Mentoring program receives $1.6 million federal stimulus grant
By Staff Reports
Published in News on September 4, 2009 1:46 PM
Smart Choices for Youth, a Wayne County-based program to help at-risk youths, has received a $1.6 million grant through the federal American Recovery and Reinvestment Act.
Sen. Kay R. Hagan announced Thursday that Smart Choices will receive a grant valued at $400,000 per year for the next four years to help with mentoring young people.
Daryl Woodard, the founder and executive director of Smart Choices, said the money will enable the program to continue its full workload despite reductions in state funding due to the state budget crisis.
"This grant is doing exactly what the stimulus package was designed to do -- save and create jobs. We are very thankful and consider ourselves fortunate and blessed to be able to continue our work helping at-risk youth in the community," Woodard said.
Sen. Hagan said the grant will boost the lives of both young people and those with whom they come into contact, whether at home, at school or at work.
"This grant is a great investment that will help expand successful programs that promote healthy, creative and productive activities for at-risk youth across our state. The Recovery Act is making it possible for important mentoring programs to continue helping North Carolina's youth," she said in a press release.
Smart Choices for Youth will use the grant to continue its "Recover Our Youth" program that uses one-on-one and group mentoring programs to foster education, job readiness, and employment skills and development in children ages 6 to 17 in Wayne and Wilson counties, Woodard said.
The Justice Department's Office of Juvenile Justice and Delinquency Prevention distributed the grant through its Local Youth Mentoring Initiative, which supports organizations around the country that develop and run at-risk youth mentoring programs.

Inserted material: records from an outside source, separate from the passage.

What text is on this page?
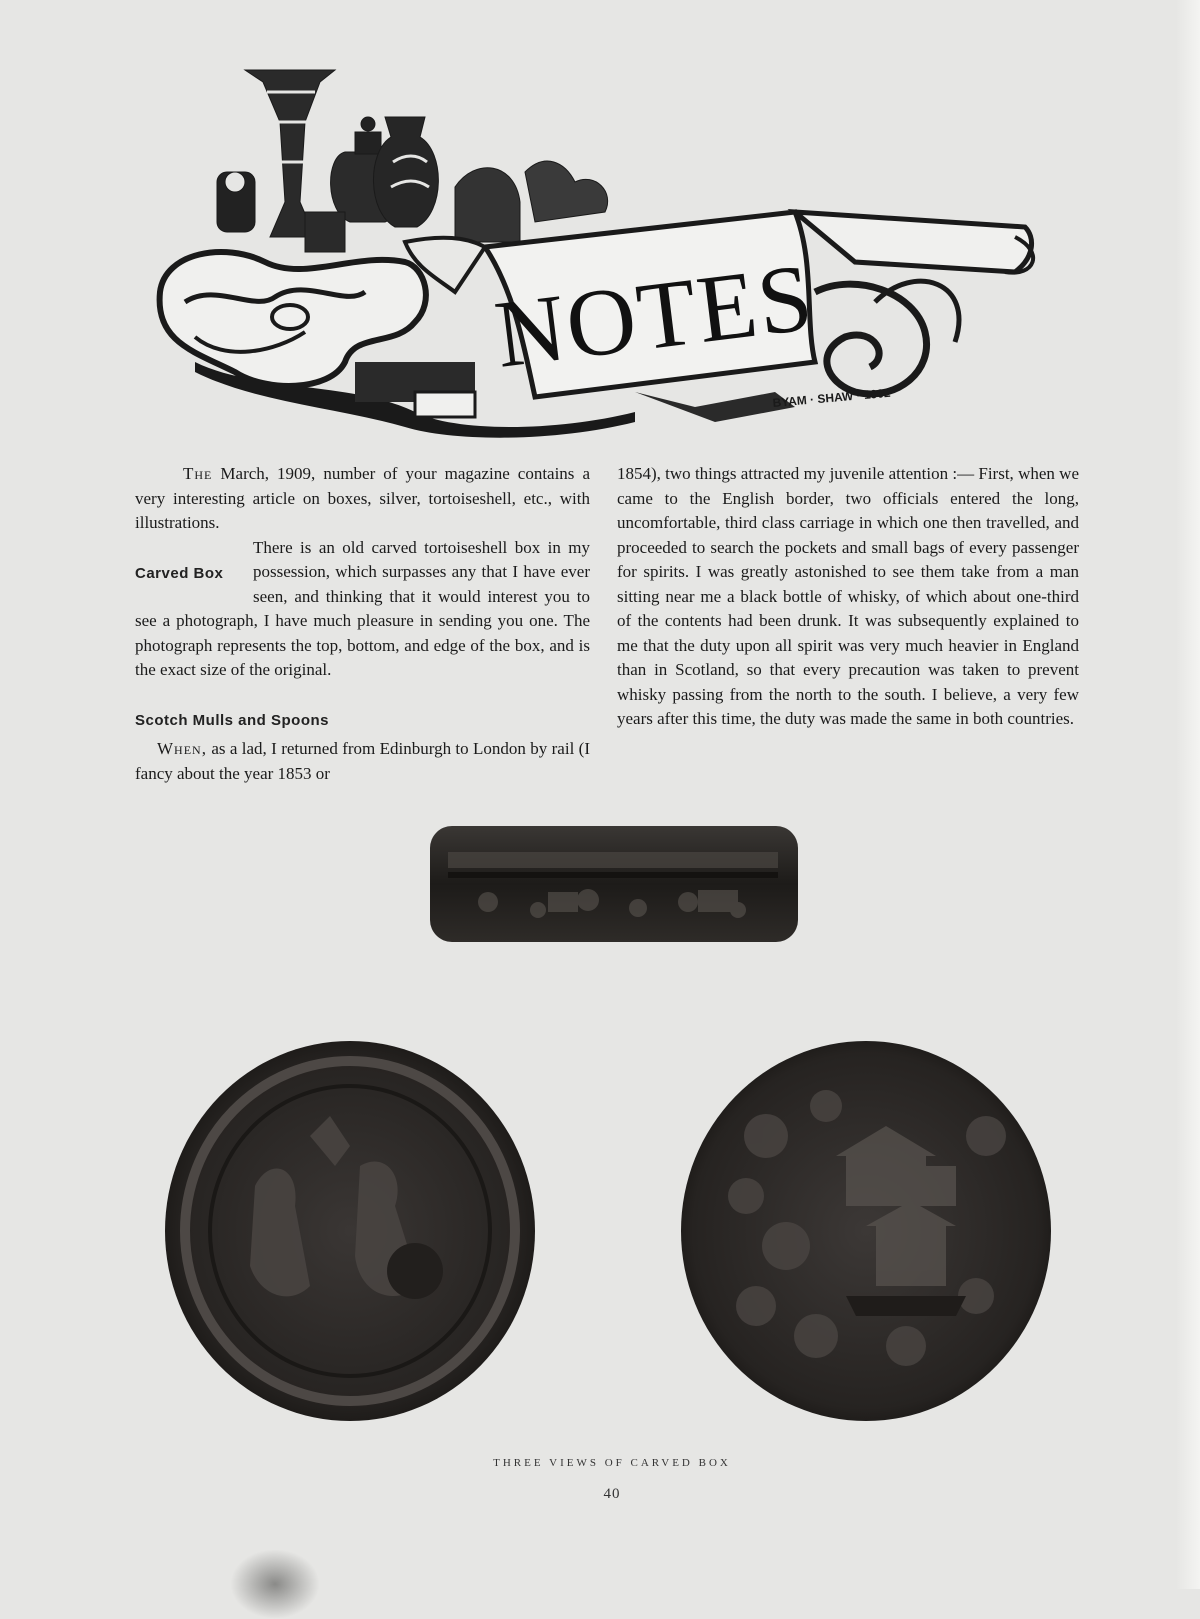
NOTES
BYAM · SHAW · 1902

The March, 1909, number of your magazine contains a very interesting article on boxes, silver, tortoiseshell, etc., with illustrations.

Carved Box

There is an old carved tortoiseshell box in my possession, which surpasses any that I have ever seen, and thinking that it would interest you to see a photograph, I have much pleasure in sending you one. The photograph represents the top, bottom, and edge of the box, and is the exact size of the original.

Scotch Mulls and Spoons

When, as a lad, I returned from Edinburgh to London by rail (I fancy about the year 1853 or

1854), two things attracted my juvenile attention :— First, when we came to the English border, two officials entered the long, uncomfortable, third class carriage in which one then travelled, and proceeded to search the pockets and small bags of every passenger for spirits. I was greatly astonished to see them take from a man sitting near me a black bottle of whisky, of which about one-third of the contents had been drunk. It was subsequently explained to me that the duty upon all spirit was very much heavier in England than in Scotland, so that every precaution was taken to prevent whisky passing from the north to the south. I believe, a very few years after this time, the duty was made the same in both countries.

THREE VIEWS OF CARVED BOX
40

Founded in 1989, Smart Choices for Youth was formally known as the Wayne County Youth Outreach Program.
The organization branch-ed out to include Wilson County in the mid-1990s.
It changed its name in 2005.
The program targets at-risk youth, providing after school programs, mentoring for children of prisoners and the Governor's One-on-One volunteer program and SOS (Support Our Students), a free after-school program in Wilson County.